What is is that we are abandoning? We allow selfishness and suspicion to make us

betray the principles given in Hebrews. “Jesus Christ the same yesterday, today, and

forever” is not a slogan to excuse bigotry or blindness. It’s a reminder that we remain

obligated to be hospitable, that we are not permitted philandering, that we must have

compassion for those in prison, that we must not love money, as though that had power

either to preserve us or save us, but that we must love generosity to the needy, as that is

God’s injunction for us.

In the gospel lesson stories about banquets teach us two things. The first–and this

same advice is in Proverbs, a rare instance of Jesus quoting a scriptural lesson of this kind–

says not to make too much of yourself, and to count on God to do you honor. The second

says not to worry about your social obligations to your equals or even your superiors, but

to worry about your social obligations to those who are weaker and poorer than yourselves.

God needs your help in looking after such people, and God will reward you for doing so.

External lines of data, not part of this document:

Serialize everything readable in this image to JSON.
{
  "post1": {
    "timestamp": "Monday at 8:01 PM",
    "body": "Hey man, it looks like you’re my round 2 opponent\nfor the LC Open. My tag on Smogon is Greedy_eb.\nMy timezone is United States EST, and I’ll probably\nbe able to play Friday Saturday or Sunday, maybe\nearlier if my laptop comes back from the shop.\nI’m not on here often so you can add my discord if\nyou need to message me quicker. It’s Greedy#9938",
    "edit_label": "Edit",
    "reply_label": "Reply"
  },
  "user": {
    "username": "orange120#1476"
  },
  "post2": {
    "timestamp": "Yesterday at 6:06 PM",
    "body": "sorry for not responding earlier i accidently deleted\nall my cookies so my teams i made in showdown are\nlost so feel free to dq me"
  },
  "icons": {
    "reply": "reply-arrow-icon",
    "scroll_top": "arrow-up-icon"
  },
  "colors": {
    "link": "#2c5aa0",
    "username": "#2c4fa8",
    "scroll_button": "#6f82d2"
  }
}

These lessons of humility and kindness, openness to others and the refusal to seek

dominance are Christian principles. They are at odds with the persons we are without

Christ, and too often we allow those old instincts to guide us. When we do, we run the risk

of forgetting how powerfully God has renewed us through self-sacrifice and love and

compassion, and we miss seeing how unprofitable are the strategies of selfishness to

which we turn when we forget to believe in, and to trust, God.